On Polymarket, the probability of a recession surged above 50% for the first time since trading began on the betting contract ‘US Recession in 2025’ earlier this year. The price of the Yes shares increased from 39 cents to over 50 cents in less than 24 hours.
The contract will resolve to Yes if the National Bureau of Economic Research (NBER) confirms a recession at any point before December 31, following two consecutive quarters of GDP declines.
Kalshi, another prediction market, indicates growing anxiety among traders, with recession odds climbing from 40% to 54%.
Financial markets often respond in advance to rising recession odds, which can lead to declines in risk assets like Bitcoin (BTC). At the time of this publication, S&P 500 futures were down 3%, signaling heightened risk aversion.
The recently implemented tariffs impose a base rate of 10% on all imports, with additional charges for 60 nations identified as significant offenders, including a hefty 54% tariff on imports from China.
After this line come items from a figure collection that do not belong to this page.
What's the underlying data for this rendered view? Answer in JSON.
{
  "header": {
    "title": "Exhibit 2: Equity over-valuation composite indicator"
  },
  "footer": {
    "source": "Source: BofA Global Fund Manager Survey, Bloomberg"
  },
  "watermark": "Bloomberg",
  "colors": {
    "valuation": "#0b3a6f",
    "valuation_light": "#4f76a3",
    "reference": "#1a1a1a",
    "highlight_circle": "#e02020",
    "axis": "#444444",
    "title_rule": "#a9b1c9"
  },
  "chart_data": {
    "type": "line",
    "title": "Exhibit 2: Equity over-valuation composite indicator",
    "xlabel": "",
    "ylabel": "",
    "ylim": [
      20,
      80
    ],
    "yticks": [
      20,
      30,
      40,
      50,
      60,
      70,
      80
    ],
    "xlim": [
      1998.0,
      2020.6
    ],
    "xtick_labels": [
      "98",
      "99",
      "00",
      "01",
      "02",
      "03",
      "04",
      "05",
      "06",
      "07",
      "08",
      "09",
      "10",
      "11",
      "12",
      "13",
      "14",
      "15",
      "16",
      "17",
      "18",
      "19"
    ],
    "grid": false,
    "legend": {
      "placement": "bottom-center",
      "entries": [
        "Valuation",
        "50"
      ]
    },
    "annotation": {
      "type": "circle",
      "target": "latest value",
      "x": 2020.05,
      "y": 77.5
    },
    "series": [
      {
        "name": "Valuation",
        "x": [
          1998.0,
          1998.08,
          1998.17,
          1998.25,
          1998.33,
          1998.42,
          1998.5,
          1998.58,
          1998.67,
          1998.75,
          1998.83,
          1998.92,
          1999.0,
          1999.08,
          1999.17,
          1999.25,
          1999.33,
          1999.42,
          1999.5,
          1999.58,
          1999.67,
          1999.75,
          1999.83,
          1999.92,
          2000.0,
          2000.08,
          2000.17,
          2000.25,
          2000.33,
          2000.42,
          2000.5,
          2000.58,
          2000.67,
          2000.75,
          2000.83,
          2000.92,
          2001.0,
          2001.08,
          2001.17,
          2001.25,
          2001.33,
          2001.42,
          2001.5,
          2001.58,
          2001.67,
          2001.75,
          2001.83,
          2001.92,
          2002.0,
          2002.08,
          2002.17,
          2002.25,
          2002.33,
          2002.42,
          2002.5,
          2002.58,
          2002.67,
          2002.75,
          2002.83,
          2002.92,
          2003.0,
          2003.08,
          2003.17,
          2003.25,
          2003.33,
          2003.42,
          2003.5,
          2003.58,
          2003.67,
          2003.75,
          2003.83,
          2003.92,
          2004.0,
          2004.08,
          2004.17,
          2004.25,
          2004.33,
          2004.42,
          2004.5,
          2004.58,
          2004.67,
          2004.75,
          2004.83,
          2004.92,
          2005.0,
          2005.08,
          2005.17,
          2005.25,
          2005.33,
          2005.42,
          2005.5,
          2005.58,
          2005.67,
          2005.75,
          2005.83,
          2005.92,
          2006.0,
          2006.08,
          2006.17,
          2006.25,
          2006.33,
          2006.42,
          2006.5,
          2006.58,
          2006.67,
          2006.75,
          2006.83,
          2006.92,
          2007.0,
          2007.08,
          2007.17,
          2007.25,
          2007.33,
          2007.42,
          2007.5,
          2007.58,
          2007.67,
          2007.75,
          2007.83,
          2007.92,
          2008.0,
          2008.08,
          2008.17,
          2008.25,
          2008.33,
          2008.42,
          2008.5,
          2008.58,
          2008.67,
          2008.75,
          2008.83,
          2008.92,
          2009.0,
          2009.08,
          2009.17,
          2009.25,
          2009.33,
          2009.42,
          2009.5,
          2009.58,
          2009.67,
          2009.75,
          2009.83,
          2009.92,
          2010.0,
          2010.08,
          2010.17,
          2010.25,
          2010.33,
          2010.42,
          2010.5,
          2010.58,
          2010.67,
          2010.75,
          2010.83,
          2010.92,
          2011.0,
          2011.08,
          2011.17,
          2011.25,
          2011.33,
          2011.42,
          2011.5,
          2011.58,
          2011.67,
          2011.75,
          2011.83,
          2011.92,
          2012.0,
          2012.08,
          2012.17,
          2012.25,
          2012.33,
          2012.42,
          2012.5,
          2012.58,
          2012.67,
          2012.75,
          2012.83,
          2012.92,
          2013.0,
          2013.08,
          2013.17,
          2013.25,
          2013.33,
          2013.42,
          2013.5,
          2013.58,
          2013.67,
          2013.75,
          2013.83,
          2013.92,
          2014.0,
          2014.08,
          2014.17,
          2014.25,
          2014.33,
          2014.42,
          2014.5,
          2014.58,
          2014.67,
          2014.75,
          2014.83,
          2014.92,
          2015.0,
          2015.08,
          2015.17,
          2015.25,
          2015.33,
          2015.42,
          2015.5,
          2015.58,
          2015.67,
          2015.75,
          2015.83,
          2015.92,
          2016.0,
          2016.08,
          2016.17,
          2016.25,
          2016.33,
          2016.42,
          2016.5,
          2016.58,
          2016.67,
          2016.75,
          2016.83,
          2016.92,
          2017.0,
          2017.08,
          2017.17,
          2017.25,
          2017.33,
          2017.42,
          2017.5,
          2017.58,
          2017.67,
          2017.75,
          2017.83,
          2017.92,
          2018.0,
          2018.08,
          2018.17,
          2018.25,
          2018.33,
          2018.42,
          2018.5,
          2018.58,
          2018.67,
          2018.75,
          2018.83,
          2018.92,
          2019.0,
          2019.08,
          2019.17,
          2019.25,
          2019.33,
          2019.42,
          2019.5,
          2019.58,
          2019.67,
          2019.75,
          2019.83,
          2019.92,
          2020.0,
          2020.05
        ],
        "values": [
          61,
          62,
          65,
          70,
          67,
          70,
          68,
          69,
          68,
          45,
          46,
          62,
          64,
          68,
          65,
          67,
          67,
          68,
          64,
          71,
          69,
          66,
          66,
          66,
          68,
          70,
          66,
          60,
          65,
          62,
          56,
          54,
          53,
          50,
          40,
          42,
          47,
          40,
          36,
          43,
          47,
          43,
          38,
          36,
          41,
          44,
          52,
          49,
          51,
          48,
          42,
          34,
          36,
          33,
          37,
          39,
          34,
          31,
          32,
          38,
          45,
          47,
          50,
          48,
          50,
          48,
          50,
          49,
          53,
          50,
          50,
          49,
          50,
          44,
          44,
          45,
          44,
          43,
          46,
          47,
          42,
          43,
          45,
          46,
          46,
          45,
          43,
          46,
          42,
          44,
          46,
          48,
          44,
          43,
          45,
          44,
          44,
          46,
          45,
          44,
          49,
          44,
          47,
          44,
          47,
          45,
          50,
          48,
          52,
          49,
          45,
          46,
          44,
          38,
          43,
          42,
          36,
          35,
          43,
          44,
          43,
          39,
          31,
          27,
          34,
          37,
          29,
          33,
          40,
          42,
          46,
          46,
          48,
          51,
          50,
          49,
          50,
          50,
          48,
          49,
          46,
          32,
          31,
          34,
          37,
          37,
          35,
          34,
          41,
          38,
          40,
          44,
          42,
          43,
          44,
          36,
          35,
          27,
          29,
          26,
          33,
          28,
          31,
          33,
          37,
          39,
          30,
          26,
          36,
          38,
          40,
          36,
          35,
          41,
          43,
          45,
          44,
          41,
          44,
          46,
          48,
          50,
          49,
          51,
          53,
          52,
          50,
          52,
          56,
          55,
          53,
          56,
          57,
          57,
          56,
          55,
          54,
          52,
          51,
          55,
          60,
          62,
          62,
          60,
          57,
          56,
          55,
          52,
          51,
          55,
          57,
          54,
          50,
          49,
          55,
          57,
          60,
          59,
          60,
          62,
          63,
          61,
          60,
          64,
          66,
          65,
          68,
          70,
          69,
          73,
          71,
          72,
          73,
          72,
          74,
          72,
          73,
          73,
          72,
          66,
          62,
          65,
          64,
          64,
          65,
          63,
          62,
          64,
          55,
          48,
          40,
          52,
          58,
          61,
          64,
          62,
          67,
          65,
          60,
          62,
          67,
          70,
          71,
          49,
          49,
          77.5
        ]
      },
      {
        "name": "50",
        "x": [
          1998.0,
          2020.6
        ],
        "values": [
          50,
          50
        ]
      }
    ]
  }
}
These tariffs will come into effect starting April 5.
While the Trump administration anticipates these measures will alleviate persistent trade deficits, they are likely to contribute to domestic inflation and could provoke global instability, especially if other countries retaliate with their own tariffs, potentially igniting a global trade war.
Will the Risk Aversion Last?
Some analysts believe the uncertainty surrounding tariffs may only lead to a slowdown rather than an outright recession. According to UBS, while further tariff escalation remains a concern, their forecasts indicate growth for the U.S. economy around 2%—its historical average—this year.
Market reactions may not last, as expectations of Federal Reserve interest rate cuts could quickly reverse initial downturns. Joseph Wang, who runs a research portal fedguy.com, states that big tariffs are considered dovish and suggest the Fed may act to lower rates, countering initial market fears.